Magic Mountain (Parc aquatique Magic Mountain), is mainly a water park, which is located in Moncton, New Brunswick, Canada. It is part of the Magnetic Hill tourist site. The park is the largest man-made tourist attraction in Atlantic Canada.

==History==
The park was created as an addition to the growing tourist site of Magnetic Hill, which already consisted of the hill itself, and the Magnetic Hill Zoo. Construction on the park commenced on August 12, 1986, and through the efforts of more than 600 construction workers it was completed in less than a year, opening on June 26, 1987. It requires more than 800000 impgal of water to operate which is heated by propane heaters with a capacity of almost 7 million BTUs (7.4 gigajoules). In 1999 the park came under new ownership and since then several improvements have been made to the park. A children's "Splash pad", two new children's slides and two new body slides named "Pipeline" and "Sidewinder" were constructed. Other developments include:

- 2002 - the Tornado tube slide opened.
- 2005 - two new slides opened named Twist and Shout.
- 2006 - the Pro Racer was added.
- 2008 - an all new free-fall body slide replaced the old Kamikaze.
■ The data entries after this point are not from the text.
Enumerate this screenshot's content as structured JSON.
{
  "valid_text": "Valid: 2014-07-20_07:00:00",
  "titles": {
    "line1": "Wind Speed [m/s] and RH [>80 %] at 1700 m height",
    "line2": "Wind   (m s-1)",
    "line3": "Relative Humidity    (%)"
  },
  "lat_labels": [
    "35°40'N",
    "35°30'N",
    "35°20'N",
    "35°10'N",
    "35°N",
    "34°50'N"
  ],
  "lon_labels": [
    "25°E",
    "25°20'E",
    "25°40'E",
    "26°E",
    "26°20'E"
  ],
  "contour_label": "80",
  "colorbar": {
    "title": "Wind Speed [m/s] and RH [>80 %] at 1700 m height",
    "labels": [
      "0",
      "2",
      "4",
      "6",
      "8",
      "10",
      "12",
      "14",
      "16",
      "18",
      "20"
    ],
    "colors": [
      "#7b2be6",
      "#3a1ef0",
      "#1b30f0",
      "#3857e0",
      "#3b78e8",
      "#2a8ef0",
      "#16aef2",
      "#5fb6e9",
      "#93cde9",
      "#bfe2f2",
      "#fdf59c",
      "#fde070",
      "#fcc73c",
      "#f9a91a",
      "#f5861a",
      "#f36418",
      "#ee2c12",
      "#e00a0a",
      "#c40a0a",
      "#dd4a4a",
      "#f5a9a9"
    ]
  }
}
Its name and height remains the same.
- 2011 - The Torpedo opens - Canada's first skybox drop capsule will give riders an opportunity to experience a weightless sensation.
- 2011 - The Turbo Tunnel opens - a dark body slide that propels a 720 degree figure 8 ride.

==Rides and attractions==
- The Tornado - A 400 ft enclosed tube slide.
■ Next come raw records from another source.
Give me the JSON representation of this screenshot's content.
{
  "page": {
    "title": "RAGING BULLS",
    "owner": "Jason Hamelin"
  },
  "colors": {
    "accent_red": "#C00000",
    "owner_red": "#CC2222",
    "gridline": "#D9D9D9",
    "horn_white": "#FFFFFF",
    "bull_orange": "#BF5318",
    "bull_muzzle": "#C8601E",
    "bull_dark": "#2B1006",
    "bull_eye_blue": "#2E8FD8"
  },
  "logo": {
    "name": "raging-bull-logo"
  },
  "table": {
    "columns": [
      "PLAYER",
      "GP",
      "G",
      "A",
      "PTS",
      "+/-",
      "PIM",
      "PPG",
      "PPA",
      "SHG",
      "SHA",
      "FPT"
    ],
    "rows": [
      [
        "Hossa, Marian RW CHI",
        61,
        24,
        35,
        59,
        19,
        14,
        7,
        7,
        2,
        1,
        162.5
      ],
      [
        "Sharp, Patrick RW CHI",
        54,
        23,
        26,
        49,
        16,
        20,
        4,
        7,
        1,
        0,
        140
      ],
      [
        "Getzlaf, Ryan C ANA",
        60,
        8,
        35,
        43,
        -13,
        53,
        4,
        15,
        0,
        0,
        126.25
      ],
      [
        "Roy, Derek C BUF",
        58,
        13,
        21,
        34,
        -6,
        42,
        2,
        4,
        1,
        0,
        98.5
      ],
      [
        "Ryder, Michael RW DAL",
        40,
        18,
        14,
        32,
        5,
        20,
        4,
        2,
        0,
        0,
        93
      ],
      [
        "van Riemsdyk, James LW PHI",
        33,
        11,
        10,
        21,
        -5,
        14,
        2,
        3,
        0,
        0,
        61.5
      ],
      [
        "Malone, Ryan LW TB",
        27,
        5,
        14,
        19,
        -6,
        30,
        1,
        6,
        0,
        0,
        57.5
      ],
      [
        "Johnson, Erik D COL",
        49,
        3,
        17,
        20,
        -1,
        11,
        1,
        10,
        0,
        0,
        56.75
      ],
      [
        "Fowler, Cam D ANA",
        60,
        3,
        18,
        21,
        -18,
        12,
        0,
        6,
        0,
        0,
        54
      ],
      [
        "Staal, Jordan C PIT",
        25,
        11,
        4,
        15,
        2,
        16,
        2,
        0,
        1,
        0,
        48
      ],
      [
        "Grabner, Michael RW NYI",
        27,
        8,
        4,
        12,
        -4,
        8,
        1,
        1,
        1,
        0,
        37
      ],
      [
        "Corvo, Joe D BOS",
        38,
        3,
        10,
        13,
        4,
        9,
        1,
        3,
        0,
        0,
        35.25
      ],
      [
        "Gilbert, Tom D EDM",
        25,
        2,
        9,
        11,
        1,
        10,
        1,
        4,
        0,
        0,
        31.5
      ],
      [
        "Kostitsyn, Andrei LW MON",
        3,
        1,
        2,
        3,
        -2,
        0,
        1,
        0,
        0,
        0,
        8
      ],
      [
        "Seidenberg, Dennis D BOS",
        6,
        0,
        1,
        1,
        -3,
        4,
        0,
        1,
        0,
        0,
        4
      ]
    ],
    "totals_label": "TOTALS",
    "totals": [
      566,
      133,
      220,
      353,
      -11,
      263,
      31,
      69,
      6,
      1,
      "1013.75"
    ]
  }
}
- The Lazy River - A lazy river ride on which the rider sits in a tube and floats 1/4 mi around a replica of a nineteenth century steamship.
- The Giant Twister Slides - Three body slides for the less daring riders.
- The Kamikaze - A speed slide that goes almost on a straight down drop. It is over 100 ft tall, sliders can reach speeds of over 60 km/h.
- Pro Racer - A two-lane slide on which two people slide down at the same time on rubber mats.
- The Torpedo - A sky box drop capsule that lets riders experience a weightless sensation.
- The Turbo Tunnel - A dark body slide that propels riders 720 degrees.
- Puddle Jumpers Pond - A small children's wading pool with Gizmo the Frog, Pinky the Whale, and Magic Mushroom.
- The Wave pool - A large wave pool with waves up to 6 ft tall.
- Pier 36 Mini Golf - 36 holes of mini golf.